Engineering Institute of Technology
- Type: Institute
- Established: 2008
- Affiliations: Tertiary Education Quality and Standards Agency, registered training organisation
- Dean: Indumathi V Steve Mackay (CEO)
- Location: West Perth, Perth, Western Australia, Australia
- Campus: Perth, Melbourne and Brisbane, Australia;
- Website: Eit.edu.au

= Engineering Institute of Technology =

The Engineering Institute of Technology (EIT) is a global private college. Founded in 2008, with headquarters in Perth, Australia. EIT is a registered training organisation in the Vocational Education and Training Sector in Australia and is regulated by the Australian Skills Quality Authority.

EIT is also a designated Institute of Higher Education in Australia and is regulated by the Tertiary Education Quality and Standards Agency. EIT is registered to deliver a number of Bachelor of Science and master's degrees in engineering and technology disciplines, as well as a Doctor of Engineering.

==History==
The Engineering Institute of Technology (EIT) was founded as an affiliate of IDC Technologies by Dr Steve Mackay, the institute's Managing Principal. After its founding, the college proceeded to offer live, online programs presented by industry-based lecturers who are sourced globally. The online EIT campus is accessed by students worldwide. In 2018, EIT opened a campus in Perth, Western Australia and in 2019, another campus in Melbourne, Victoria. A number of degree programs are offered on campus as well as online. More recently, an additional campus was stablished in Brisbane in 2024.

EIT also maintains support offices in the United Kingdom, South Africa. and Bangladesh. These offices are accessible to students worldwide.

During the COVID-19 pandemic, in 2020, the Australian Government and EIT agreed to course funding for short courses in higher education, for Australian and New Zealand citizens.

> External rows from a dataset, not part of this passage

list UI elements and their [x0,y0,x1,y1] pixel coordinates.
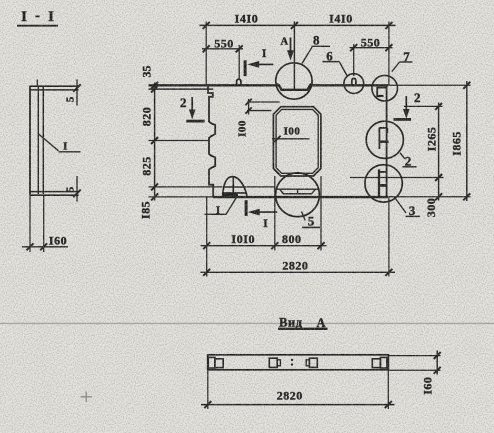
section cut I bottom: bar, arrow, label [245,200,248,216]
section I-I: bottom flange double line [30,191,79,193]
opening: octagon inner contour [276,109,318,173]
dim 1410+1410: extension lines [205,22,207,86]
dim 5 bottom: stub line and slash tick [76,176,78,202]
label 8: leader and shelf [302,46,313,63]
dim 1265 label [425,127,439,152]
detail 1: filled band [223,193,238,197]
section cut 2 right: label, arrow, bar, extension [414,90,421,105]
dim 100 vertical label [237,120,249,137]
dim 2820 (plan) label [282,259,308,273]
label 6 [326,49,333,64]
dim 100 horizontal: line, tick [272,138,310,140]
circle 5 detail [276,173,320,217]
faint scan fold line [0,322,494,324]
view A dim 2820: dimension line with ticks [201,404,395,406]
plan: bottom edge extension to left chain [149,196,214,198]
detail 1: horizontal line lower [223,192,247,194]
view A: embedded plate detail d4 [372,359,380,368]
view A: embedded plate detail d2 [269,358,277,367]
section I-I: left edge of panel strip [29,86,31,195]
dim 2820 (plan): dimension line with ticks [201,271,396,273]
lifting loop right (plan) [352,78,356,85]
dim 160: dimension line with slash ticks [22,246,68,248]
label 3 [409,203,416,218]
section I-I: top flange double line [30,85,79,87]
section I-I: right edge of panel strip [42,87,44,194]
registration cross mark [81,392,93,403]
view direction arrow A (top) [281,37,289,48]
view A title [279,316,325,330]
circle 8 center line [293,22,295,92]
title I - I [21,8,54,25]
circle 3: embedded profile [378,170,380,197]
dim 550 left label [214,36,234,50]
leader for detail 1 in section I-I [39,134,59,151]
label 5: leader and underline [302,212,306,221]
title underline [17,25,58,27]
detail 1: hatched dome on bottom edge [223,177,247,197]
left chain slash ticks [151,82,158,89]
section cut I top: bar, arrow, label [244,60,247,76]
label 5 [308,214,315,229]
dim 550 right: extension, line, ticks [353,44,355,76]
plan: ledge line between detail 1 and circle 5 [247,186,275,188]
circle 7: embedded angle profile [376,87,386,89]
dim 1865 label [450,131,464,156]
section I-I: extension stub above top [36,80,38,87]
label 7: shelf and leader [400,61,413,63]
circle 3 detail [365,165,402,202]
view A: embedded plate detail d1 [208,357,215,368]
dim 300 label [424,198,438,218]
dim 100 vertical: lines, ticks [247,101,280,103]
dim 100 horizontal label [284,125,301,137]
dim 1410 left label [235,12,259,26]
section I-I: inner face line [37,87,39,194]
label 2 (detail) [405,153,412,168]
dim 160: extension lines [29,196,31,253]
section cut 2 left: label, arrow, bar [180,95,187,110]
dim 1010 label [231,232,255,246]
view A title underline [278,328,328,330]
dim 5 bottom label [65,186,77,192]
dim 1865: dimension line [466,81,468,201]
lifting loop left (plan) [237,79,241,85]
circle 2 detail [366,121,403,158]
label 2 (detail): leader and shelf [400,153,405,159]
plan: recess lip right [310,83,313,85]
dim 800 label [282,232,302,246]
left dimension chain: dim line [154,83,156,201]
circle 7 detail [372,75,398,101]
view A dim 2820: extension lines [207,370,209,409]
dim 1265/300: dimension line [438,103,440,201]
label 1 (section I-I) [63,141,67,153]
plan: recess lip left [276,83,279,85]
bottom dims: extension lines [206,197,208,276]
dim 1410 right label [329,12,353,26]
view A dim 160: extension lines [389,355,441,357]
plan: ledge line left portion [149,186,223,188]
dim 1410+1410: dimension line with ticks [200,24,396,26]
plan: 35 step line at top left [149,88,214,90]
plan: right edge [386,85,388,197]
plan: ledge extension line right (300 dim) [350,177,444,179]
left chain extension at 140.5 [149,140,209,142]
label 7 [403,49,410,64]
dim 160 label [49,234,67,248]
detail 1: label I [216,204,220,216]
detail 1: center line [232,177,234,197]
circle 8 detail [276,63,312,99]
label 8 [313,32,320,47]
circle 2: embedded profile [378,128,380,149]
dim 550 right label [361,35,381,49]
plan: left edge with keyway notches [208,85,215,197]
view A dim 2820 label [277,389,303,403]
detail 1: leader [205,197,238,215]
dim 5 top label [65,96,77,102]
circle 5: center tick [297,189,299,194]
left chain labels 35/820/825/185 (rotated) [139,66,154,220]
view A dim 160: dimension line with ticks [436,351,438,375]
view A: panel strip outline [208,355,389,370]
dim 550 left: extension, line, ticks [238,45,240,79]
detail 1: horizontal line upper [223,186,247,188]
label 3: leader and shelf [394,197,406,214]
circle 5: groove profile [280,189,316,194]
view A: embedded plate detail d3 [306,360,309,366]
view A: center colon marks [291,359,293,361]
view A dim 160 label [420,377,434,395]
dim 1010+800: dimension line with ticks [201,245,327,247]
label 6: shelf and leader [323,61,340,63]
right dims: extensions [389,84,471,86]
opening: octagon outer contour [273,107,321,176]
circle 6 detail [344,74,364,94]
plan: bottom edge [213,196,389,198]
dim 5 top: stub line and slash tick [76,80,78,106]
plan: top edge with recess under circle 8 [149,85,389,90]
circle 5: chord line [277,188,319,190]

==Organization and administration==
The EIT Governance Board leads and guides EIT in the establishment, development, management, and maintenance of the strategies and corporate governing policies. It delegates decision-making authority to the managers and academic governing bodies. The EIT Academic Board provides guidance to the EIT Governance Board on the setting and maintenance of academic standards within EIT. It oversees the academic administration of EIT and develops policies relating to academic operations. Learning Support Officers, and lecturers, administer the different courses and provide direct support to EIT students.

==Academics==
EIT offers courses for professional development and Australian accredited qualifications in Engineering Management, Civil Engineering, Data Communications, and Industrial IT, Industrial Automation, Instrumentation and Process Control, Electrical Engineering, Electronic Engineering and Mechanical Engineering. The education offered by EIT is embedded in and driven by industry practice. EIT employs a synchronous learning and teaching platform with live, interactive webinars that allows students to interact with lecturers in real-time. Practical applications are accessed through EIT remote laboratories and simulation software.

An online invigilation software, IRIS, is used to uphold the academic integrity of EIT qualifications.

==Facilities and services==

===Libraries===
EIT students have access to electronic libraries and information resources necessary to achieve the outcomes of their qualifications. EIT holds an Educational Copyright License and has a collection of white papers on engineering topics.

== Awards ==
The Engineering Institute of Technology has won the Western Australian International Education and Training Awards in 2015, in 2019 and in 2021. EIT won the overall national Australian International Education and Training Award in 2021.

In 2020, EIT was ranked first out of 55 Australian engineering faculties.

== Rankings and Recognition ==
According to Quality Indicators for Learning and Teaching (QILT) survey data published in 2024, 82.5% of EIT undergraduate engineering students reported a positive overall educational experience.